Chapter II: Goals and Prospectives of Processor Micro-Architecture Development
When we were working on the K8 micro-architecture technology coverage we arrived at the conclusion that the best way would be not to repeat what the developer says about their micro-architecture, but to explain its peculiarities and features in a simple and easy to understand way. Moreover, it looked really appealing to us to focus on the unclear statements in the whitepapers as well as to find and bring up the matters totally omitted there. Of course, you may find some things overlapping the whitepapers you might have already seen, because any detailed micro-architecture study inevitably has to be based on the official documents about it.
Also I would like to stress that we decided to publish this article now that many details about the Pentium 4 micro-architecture are no longer that new to all of us on purpose. In fact, these details are so not new, that almost every IT editor is ready to explain to you the “disadvantages of a longer pipeline for branch prediction” without even interrupting his lunch. You probably wonder why we delayed this article for so long? Let me explain: a few things about the functioning of the Pentium 4 processor appeared far not that simple. Secondly, despite the same marketing “Pentium 4” name, the Northwood and Prescott cores are very different from one another in the way they behave. As a result, we very often had to investigate Prescott core and Northwood core separately. Thirdly, we wanted to offer you a thorough and well-constructed analysis of the micro-architecture details, so that those of you who are really into it could take their time and enjoy our discussion of a completely different level of technical details.
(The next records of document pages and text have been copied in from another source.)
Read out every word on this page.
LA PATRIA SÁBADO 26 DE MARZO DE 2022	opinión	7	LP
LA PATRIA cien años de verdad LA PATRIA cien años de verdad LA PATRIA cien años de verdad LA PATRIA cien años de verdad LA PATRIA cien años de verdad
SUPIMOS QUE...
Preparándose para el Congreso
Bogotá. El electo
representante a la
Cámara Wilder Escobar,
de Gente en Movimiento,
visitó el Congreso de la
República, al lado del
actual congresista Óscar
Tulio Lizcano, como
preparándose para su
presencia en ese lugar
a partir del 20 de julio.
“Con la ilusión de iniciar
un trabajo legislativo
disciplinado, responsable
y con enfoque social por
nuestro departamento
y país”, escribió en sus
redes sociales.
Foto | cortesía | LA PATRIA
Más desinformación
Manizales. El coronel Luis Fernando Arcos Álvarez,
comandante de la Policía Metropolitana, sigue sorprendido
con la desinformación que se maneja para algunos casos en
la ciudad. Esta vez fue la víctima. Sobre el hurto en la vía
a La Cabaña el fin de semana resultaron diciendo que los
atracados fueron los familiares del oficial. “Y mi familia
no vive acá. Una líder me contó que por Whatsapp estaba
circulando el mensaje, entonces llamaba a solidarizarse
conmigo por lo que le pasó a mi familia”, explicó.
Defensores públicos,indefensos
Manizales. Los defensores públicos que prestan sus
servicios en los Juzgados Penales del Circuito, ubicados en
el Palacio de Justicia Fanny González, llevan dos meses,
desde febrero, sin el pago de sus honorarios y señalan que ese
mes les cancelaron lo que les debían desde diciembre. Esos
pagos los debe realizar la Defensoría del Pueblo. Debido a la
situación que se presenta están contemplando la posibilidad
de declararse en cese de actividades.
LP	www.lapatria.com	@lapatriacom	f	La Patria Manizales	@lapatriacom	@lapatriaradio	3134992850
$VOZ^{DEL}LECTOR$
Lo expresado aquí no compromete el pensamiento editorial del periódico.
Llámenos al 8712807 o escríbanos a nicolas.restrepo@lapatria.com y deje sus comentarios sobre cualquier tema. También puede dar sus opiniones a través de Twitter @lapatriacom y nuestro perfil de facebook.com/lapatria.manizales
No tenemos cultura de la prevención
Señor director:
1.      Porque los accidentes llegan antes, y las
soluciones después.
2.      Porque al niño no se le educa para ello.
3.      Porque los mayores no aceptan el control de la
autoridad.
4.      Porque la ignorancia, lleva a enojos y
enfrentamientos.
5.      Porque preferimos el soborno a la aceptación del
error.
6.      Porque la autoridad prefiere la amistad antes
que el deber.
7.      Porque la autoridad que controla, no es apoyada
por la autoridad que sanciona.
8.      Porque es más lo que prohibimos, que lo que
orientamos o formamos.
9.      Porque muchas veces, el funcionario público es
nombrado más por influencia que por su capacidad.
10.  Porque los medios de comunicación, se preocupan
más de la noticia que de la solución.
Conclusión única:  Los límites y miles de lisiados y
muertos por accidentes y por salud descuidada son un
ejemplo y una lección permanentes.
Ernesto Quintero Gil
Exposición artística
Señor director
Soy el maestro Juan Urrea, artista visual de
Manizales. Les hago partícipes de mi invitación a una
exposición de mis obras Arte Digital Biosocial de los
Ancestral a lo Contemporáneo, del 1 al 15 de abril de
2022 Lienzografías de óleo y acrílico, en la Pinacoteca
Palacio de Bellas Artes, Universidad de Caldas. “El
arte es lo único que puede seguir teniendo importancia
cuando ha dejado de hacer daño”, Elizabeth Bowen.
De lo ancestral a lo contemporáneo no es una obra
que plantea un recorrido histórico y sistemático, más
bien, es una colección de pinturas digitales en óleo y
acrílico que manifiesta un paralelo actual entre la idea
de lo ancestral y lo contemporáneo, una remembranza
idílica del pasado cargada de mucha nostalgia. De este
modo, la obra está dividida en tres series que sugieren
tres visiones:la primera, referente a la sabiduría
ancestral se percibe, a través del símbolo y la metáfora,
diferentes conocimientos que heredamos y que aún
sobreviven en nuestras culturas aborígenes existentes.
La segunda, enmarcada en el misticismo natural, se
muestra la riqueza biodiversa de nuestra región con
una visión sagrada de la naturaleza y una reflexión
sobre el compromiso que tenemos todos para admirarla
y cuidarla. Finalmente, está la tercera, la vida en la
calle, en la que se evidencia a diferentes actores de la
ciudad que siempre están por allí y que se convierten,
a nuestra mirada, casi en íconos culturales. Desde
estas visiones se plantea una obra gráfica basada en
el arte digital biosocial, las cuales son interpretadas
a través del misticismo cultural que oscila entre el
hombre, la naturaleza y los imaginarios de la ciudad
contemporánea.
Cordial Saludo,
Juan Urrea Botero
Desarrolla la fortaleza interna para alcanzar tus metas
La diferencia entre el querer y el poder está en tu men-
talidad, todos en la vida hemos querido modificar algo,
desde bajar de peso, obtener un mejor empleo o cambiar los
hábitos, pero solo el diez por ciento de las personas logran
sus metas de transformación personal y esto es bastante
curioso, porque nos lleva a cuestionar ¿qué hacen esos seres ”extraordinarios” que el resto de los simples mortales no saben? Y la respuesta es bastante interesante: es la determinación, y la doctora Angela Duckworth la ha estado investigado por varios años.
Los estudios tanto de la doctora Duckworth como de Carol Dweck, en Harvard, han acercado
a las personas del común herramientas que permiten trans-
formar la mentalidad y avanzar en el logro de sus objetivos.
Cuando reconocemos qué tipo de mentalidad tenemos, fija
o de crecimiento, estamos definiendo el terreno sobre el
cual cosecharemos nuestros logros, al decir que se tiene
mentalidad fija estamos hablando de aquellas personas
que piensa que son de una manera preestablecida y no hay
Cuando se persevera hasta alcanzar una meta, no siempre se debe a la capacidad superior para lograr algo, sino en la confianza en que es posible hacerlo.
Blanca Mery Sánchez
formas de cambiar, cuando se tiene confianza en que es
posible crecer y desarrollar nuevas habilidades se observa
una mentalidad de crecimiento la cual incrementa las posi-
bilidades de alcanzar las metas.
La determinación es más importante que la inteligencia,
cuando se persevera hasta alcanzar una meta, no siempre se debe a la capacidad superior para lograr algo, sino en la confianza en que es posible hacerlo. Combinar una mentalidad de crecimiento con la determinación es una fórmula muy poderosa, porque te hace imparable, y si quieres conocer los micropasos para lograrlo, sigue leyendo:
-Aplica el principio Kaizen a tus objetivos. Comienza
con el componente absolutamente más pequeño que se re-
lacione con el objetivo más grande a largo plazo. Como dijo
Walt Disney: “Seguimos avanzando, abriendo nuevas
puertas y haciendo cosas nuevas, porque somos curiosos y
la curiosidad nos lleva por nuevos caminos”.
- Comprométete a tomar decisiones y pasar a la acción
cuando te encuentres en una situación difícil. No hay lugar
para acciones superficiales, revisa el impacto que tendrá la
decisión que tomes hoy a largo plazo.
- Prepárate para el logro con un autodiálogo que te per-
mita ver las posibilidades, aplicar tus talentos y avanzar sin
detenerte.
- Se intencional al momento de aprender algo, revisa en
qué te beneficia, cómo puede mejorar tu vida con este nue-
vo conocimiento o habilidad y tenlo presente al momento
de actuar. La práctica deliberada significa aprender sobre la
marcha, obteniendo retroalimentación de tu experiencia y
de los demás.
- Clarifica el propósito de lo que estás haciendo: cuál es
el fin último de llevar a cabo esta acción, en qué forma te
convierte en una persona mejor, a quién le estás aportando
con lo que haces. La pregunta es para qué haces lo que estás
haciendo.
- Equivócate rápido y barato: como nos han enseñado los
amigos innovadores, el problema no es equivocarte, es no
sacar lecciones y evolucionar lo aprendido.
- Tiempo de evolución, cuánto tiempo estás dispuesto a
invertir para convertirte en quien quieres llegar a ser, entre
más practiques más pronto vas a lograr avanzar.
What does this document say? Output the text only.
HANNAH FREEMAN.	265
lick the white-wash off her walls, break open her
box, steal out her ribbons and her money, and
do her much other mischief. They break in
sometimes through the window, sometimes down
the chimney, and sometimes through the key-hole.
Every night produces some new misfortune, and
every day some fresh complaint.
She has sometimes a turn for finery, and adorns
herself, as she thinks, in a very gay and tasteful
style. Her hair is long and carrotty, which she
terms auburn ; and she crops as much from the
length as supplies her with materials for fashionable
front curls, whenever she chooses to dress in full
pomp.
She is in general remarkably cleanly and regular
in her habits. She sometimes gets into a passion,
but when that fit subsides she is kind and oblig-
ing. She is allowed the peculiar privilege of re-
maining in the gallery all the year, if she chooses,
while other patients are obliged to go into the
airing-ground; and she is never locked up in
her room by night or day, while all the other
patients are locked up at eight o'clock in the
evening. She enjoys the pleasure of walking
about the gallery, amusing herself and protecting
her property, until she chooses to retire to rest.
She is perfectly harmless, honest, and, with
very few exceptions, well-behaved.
Moreover, when Tejas project had been cancelled, it was evident that Prescott was the last serious modification of the Pentium 4 core. Of course, they continued increasing the system bus frequency, the size of L2 cache memory and enabled the EM64T support, but all this is none other but external changes: the core will not undergo any further modifications. That is why it makes perfect sense to sum many things up right now and finally answer the question: what do we know about this micro-architecture? Can we explain the Pentium 4 functioning peculiarities with something more essential than the boring phrases about “a longer pipeline”? Can we finally answer simple questions like “what is the actual length of the Pentium 4 pipeline?”
Well, let’s see what our investigations led to in the long run. And since the search for the answer has very often been more interesting that the actual answer, we would like to tell you a few exciting stories about our search for the answers. Especially, since we will have to introduce quite a few specific terms and notions for better understanding of the topic.
Before we pass over to the actual micro-architecture discussion let me remind you of a few interesting things. Very important things.
No secret that the performance of any micro-processor architecture can be represented as the processor frequency multiplied by the number of operations per clock cycle. So, the bigger is each of the multipliers, the bigger is the end product. Ideally it would be best to increase simultaneously the working frequency as well as the number of operations to be performed per clock cycle. However, in real life the situation is much more complicated, even though the frequency growth is not contradicting the growth of the per-clock performance directly. To provide higher operations per clock we need to introduce special design changes, perform complex analysis of the commands interconnections and overcome the impossibility to split the algorithms so that they could be working in parallel.